Further, with respect to managed IT Services purchased pursuant to a Quote, the following is a non-exhaustive list of items that are expressly excluded from such IT Services and will be billed to Customer at BassanTech’s current standard rates unless otherwise set forth in the Quote: (i) customization of third party applications, or programming of any kind; (ii) support for operating systems, applications, or hardware no longer supported by the manufacturer; (iii) data/voice wiring or cabling services of any kind; (iv) battery backup replacement; (v) equipment relocation; (vi) hardware replacement cost; (vii) cost to bring the Customer System up to the minimum requirements; (viii) cost of repairs to hardware or any supported equipment or software, or the costs to acquire parts or equipment, or shipping charges of any kind; (ix) project/integration work to increase functionality or capacity; (x) application configuration or network problems caused by line of business applications such as customer accounting, CRM, or ERP software, but reasonable attempts will be made to correct connectivity issues to such applications; and (xi) configuration element (hardware or software) or hosting service in a manner that is not customary at BassanTech, or that is in “end of life” or “end of support” status.

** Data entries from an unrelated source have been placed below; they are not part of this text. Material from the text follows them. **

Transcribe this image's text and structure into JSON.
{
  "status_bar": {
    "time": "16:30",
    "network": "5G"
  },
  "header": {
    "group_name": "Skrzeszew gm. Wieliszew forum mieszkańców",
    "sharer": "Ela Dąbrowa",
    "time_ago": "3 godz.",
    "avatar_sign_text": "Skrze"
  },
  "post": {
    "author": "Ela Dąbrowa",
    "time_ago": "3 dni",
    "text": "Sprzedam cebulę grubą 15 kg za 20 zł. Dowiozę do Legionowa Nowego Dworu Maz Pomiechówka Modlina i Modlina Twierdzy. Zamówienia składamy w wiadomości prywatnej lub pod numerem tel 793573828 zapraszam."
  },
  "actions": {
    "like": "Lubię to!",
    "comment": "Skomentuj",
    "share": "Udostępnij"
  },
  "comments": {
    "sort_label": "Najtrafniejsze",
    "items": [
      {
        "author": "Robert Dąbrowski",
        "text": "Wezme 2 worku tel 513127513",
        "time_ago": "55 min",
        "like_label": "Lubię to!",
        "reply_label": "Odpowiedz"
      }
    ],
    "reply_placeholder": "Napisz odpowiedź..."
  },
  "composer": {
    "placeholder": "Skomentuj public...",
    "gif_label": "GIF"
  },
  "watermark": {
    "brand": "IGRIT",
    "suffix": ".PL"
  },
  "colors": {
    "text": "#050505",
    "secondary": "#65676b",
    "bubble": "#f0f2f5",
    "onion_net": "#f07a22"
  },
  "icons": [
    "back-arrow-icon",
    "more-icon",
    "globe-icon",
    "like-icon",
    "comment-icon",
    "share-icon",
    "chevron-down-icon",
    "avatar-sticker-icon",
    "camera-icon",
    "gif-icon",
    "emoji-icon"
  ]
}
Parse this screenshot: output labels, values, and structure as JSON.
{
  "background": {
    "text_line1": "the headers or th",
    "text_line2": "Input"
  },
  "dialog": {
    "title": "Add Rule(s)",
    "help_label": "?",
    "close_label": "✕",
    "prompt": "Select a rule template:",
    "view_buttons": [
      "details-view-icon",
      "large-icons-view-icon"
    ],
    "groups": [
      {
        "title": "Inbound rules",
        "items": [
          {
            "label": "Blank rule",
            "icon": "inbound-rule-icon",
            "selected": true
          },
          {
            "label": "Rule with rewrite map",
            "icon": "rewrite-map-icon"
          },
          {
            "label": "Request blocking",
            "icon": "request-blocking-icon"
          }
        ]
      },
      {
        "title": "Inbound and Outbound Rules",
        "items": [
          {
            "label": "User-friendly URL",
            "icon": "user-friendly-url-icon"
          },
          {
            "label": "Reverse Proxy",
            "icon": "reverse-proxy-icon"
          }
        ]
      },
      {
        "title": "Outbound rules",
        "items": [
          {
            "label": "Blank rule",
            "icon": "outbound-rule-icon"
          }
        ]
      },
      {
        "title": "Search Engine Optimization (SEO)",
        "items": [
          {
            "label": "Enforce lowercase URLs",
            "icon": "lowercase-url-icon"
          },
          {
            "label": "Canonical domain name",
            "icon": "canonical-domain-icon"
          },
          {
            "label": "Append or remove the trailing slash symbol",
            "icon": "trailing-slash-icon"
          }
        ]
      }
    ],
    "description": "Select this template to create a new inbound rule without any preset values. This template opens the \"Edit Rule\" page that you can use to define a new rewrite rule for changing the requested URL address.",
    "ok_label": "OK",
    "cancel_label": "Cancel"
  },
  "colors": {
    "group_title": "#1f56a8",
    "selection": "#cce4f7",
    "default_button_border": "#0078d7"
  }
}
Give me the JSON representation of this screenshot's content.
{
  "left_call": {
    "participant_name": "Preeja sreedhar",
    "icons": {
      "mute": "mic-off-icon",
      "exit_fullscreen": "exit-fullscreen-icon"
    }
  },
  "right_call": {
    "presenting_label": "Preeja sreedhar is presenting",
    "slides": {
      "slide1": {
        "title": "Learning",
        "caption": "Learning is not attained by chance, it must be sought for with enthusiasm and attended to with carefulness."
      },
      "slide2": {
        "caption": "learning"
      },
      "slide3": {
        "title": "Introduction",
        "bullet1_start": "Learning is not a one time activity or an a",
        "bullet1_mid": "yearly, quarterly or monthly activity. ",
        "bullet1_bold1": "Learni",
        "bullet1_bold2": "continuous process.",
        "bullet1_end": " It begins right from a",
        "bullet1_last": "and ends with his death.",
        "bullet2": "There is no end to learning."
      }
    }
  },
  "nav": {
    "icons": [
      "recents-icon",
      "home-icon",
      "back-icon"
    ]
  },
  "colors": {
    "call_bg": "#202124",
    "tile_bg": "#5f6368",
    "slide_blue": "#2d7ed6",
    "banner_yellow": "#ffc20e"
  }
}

(d) Customer expressly understands and acknowledges that BassanTech (i) does not warrant that the Customer System will operate error free or uninterrupted; (ii) will not be responsible for any loss, cost, or damages suffered by or caused to Customer by reason of any casualty loss, external power or internet services provider’s disruptions or lost data resulting from the failure of the internal network, hardware or software systems; (iii) may, at BassanTech’s sole discretion, choose to render the IT Services in person, via telephone or email support or remote support; (iv) shall be acting in the capacity of independent contractor while performing the IT Services and not as an agent or employee of Customer; and (v) will have sole discretion and control in assigning personnel to perform the IT Services.